Les islamistes appellent à de nouvelles manifestations
Les islamistes ont appelé, tôt ce samedi, à de nouvelles manifestations «pacifiques» en soutien au président Mohamed Morsi, renversé par l’armée. Dans la nuit, des islamistes ont attaqué le gouvernorat du Nord-Sinaï et y ont hissé leur drapeau. Trois jours après que les militaires ont déposé M. Morsi, sa confrérie des Frères musulmans a appelé à de nouvelles manifestations, faisant craindre de nouveaux débordements à l’issue d’une journée d’affrontements, notamment au Caire et à Alexandrie (nord), les plus grandes villes du pays. Galvanisés par leur guide suprême, Mohamed Badie, les partisans de l’ex-chef d’Etat islamiste ont multiplié les manifestations hier. Devant le siège de la Garde républicaine, ils ont tenté d’accrocher la photo de M. Morsi sur les fils barbelés qui entourent le bâtiment proche du palais présidentiel, bravant les avertissements des forces de l’ordre. Plus tard, d’autres pro-Morsi se sont dirigés vers la Télévision d’Etat, passant à proximité de l’emblématique place Tahrir, où les opposants au président déchu avaient appelé à une manifestation rivale pour «défendre la révolution du 30 juin», allusion à la journée ayant vu les plus importantes manifestations contre le président déchu. Des affrontements violents, durant lesquels des tirs ont été entendus, ont alors éclaté, faisant deux morts, avant que l’armée n’envoie ses blindés s’interposer. Dans la ville côtière d’Alexandrie (nord), des heurts similaires ont fait 12 morts et 460 blessés, selon l’agence officielle Mena.

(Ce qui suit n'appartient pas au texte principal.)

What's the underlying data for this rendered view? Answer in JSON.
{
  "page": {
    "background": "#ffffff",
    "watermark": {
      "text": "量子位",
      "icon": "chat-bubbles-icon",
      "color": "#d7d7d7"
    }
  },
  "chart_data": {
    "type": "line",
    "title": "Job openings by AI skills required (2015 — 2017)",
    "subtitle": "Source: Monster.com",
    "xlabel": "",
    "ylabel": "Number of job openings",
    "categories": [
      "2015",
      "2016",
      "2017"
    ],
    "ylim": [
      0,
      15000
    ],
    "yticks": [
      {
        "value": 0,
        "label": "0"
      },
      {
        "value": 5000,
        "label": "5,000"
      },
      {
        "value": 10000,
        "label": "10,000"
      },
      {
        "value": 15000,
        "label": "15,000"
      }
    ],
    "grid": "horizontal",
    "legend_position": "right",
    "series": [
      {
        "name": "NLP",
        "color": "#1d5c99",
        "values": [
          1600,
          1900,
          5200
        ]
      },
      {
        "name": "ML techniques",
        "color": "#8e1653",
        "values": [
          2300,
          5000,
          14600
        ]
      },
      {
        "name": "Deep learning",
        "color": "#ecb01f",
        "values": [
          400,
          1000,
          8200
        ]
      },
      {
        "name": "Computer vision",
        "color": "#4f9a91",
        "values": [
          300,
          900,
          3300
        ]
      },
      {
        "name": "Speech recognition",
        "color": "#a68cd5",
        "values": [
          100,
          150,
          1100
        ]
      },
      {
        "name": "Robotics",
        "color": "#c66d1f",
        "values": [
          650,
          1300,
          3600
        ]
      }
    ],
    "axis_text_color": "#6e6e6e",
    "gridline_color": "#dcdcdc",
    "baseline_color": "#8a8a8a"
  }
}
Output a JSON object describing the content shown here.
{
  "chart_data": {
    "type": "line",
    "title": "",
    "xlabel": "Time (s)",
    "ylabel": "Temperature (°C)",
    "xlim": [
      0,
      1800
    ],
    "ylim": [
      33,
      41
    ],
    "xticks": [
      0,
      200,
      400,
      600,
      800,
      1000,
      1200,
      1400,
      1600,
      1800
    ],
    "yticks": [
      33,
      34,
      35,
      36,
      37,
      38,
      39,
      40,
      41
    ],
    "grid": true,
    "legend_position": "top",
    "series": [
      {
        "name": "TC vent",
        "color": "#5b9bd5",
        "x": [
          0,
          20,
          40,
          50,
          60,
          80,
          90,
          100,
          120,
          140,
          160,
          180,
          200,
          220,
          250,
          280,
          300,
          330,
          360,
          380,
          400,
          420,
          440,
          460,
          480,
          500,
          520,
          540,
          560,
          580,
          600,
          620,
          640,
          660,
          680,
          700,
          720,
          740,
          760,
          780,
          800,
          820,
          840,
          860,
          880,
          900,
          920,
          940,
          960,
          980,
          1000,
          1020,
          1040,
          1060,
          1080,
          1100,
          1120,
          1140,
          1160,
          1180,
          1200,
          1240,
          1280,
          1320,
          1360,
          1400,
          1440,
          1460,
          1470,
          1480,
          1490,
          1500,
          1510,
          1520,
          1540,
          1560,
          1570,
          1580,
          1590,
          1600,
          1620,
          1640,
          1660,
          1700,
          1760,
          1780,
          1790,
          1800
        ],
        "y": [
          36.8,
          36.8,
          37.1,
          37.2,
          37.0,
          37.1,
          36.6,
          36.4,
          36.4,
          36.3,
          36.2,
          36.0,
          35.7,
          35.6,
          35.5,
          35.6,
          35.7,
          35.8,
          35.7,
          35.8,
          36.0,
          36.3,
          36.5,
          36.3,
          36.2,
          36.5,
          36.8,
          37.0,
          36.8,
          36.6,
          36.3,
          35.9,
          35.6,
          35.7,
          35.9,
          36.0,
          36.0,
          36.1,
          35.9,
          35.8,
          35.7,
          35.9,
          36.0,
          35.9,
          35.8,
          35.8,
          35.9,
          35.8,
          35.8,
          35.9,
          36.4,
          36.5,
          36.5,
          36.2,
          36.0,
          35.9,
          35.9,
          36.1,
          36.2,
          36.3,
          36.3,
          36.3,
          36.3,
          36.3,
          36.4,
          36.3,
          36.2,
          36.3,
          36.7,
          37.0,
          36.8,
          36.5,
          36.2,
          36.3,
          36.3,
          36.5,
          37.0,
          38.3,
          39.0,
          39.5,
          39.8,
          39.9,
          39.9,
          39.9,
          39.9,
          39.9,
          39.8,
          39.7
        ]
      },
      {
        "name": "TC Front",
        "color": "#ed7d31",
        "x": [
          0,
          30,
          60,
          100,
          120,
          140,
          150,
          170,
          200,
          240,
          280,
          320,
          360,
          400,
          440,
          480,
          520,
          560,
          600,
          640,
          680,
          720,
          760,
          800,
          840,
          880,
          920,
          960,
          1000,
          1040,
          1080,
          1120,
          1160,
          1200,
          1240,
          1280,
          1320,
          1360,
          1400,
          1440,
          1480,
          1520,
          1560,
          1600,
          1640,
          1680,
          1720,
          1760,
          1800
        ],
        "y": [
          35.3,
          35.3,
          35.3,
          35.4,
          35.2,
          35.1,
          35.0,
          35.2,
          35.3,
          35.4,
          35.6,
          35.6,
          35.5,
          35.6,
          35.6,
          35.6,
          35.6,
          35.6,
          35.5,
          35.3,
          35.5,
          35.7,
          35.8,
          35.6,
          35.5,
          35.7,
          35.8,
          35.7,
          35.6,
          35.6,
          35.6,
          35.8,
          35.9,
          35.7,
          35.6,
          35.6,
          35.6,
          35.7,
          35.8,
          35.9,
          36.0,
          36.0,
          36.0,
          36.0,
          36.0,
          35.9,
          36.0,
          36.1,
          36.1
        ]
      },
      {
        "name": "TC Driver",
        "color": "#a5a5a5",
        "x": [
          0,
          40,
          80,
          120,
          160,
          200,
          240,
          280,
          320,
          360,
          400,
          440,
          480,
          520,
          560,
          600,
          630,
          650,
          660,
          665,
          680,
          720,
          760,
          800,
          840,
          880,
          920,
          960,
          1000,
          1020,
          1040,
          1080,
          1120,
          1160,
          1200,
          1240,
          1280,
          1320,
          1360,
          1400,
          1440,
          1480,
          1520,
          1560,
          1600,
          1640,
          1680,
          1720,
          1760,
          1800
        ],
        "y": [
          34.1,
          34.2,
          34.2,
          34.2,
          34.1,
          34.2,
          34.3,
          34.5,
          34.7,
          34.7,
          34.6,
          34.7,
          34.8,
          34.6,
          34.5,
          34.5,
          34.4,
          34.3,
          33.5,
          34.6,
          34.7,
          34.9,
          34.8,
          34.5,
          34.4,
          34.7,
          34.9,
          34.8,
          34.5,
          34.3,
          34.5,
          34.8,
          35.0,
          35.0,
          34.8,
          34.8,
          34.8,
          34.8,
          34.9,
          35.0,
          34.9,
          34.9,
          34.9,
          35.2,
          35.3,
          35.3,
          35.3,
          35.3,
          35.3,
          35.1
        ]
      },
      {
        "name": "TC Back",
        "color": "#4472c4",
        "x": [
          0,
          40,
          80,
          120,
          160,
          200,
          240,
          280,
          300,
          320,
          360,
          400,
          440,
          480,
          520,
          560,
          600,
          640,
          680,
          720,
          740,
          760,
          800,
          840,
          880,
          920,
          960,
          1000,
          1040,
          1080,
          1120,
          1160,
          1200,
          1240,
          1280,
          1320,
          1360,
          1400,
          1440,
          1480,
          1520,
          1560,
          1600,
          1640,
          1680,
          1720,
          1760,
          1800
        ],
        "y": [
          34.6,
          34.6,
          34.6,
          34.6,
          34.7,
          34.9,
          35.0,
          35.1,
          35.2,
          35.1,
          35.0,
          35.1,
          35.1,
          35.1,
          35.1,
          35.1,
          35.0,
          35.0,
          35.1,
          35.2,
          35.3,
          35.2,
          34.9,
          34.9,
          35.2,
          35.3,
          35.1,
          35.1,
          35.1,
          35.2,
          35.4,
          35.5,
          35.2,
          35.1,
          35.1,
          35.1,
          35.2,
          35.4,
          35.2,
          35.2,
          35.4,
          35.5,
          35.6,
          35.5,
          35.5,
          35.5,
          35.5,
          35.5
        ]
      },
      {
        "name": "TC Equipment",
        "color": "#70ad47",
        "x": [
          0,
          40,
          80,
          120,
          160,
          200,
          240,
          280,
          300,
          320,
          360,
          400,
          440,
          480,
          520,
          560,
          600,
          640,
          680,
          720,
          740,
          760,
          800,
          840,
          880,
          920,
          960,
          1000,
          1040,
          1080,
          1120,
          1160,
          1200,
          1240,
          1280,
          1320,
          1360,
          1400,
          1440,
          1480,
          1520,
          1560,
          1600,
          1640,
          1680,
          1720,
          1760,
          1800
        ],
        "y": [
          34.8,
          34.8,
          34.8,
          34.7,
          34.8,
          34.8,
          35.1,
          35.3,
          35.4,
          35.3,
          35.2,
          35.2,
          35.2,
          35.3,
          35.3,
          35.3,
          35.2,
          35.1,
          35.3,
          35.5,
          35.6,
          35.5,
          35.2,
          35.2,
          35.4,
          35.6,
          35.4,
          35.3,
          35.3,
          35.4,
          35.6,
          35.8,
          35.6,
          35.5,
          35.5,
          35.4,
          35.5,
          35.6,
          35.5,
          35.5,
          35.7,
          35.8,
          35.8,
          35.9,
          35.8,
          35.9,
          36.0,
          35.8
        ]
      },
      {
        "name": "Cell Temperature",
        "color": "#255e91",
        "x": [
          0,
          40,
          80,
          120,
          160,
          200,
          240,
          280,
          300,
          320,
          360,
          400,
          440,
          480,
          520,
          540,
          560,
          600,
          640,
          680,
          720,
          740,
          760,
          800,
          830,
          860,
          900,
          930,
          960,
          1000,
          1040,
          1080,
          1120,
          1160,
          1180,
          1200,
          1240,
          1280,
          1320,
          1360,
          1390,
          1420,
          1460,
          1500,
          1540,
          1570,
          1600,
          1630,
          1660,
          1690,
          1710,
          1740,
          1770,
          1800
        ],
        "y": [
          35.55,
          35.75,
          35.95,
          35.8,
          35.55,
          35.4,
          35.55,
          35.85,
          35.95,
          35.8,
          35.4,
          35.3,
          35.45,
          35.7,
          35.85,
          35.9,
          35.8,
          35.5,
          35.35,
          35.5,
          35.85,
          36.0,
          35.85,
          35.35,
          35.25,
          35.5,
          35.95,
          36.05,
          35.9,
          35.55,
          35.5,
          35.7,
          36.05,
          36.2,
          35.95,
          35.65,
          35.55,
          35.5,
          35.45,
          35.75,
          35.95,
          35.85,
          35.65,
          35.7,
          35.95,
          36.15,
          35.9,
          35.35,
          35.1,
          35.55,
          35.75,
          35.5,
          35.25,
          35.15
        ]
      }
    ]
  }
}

Le numéro 2 des Frères musulmans arrêté
Khairat al-Chater, l’adjoint au Guide suprême des Frères musulmans égyptiens a été arrêté, tard dans la nuit d’hier, a annoncé une source de sécurité à l’AFP, deux jours après un coup militaire contre le président Mohamed Morsi, issu de la puissante confrérie. «Khairat al-Chater et son frère ont été arrêtés sur ordre du parquet», a affirmé à l’AFP un général du ministère de l’Intérieur. «Ils se sont rendus sans violence», a-t-il ajouté sous le couvert de l’anonymat. Des chaînes de télévision locales ont affirmé que M. Chater avait été arrêté dans une maison du faubourg de Nasr City, dans l’est du Caire. Les autorités avaient lancé après le coup militaire de mercredi quelque 300 mandats d’arrêt contre des membres des Frères musulmans.
«Inquiétude croissante» de Ban Ki-moon
Le secrétaire général de l’ONU, Ban Ki-moon, a mis en garde, hier, les Egyptiens contre toute politique de «représailles». Le règlement de la crise dans le pays implique qu’il n’y a «aucune place pour les représailles ou l’exclusion d’un parti ou d’une communauté», estime Ban, cité par un porte-parole de l’ONU. Ban suit «avec une inquiétude croissante les derniers développements de la crise en cours en Egypte», dont les «informations préoccupantes» sur les limites apportées à la liberté d’expression et les heurts mortels entre manifestants. «Il y a des informations horribles sur des violences sexuelles», a estimé M. Ban, selon le porte-parole. Le secrétaire général de l’ONU a appelé les forces de sécurité égyptiennes à «protéger les manifestants et à empêcher les violences», et estimé que ces manifestations ne devraient suivre que «des voies pacifiques». Ban pense que l’Egypte vit aujourd’hui un «moment crucial» et doit revenir pacifiquement à un gouvernement civil et démocratique.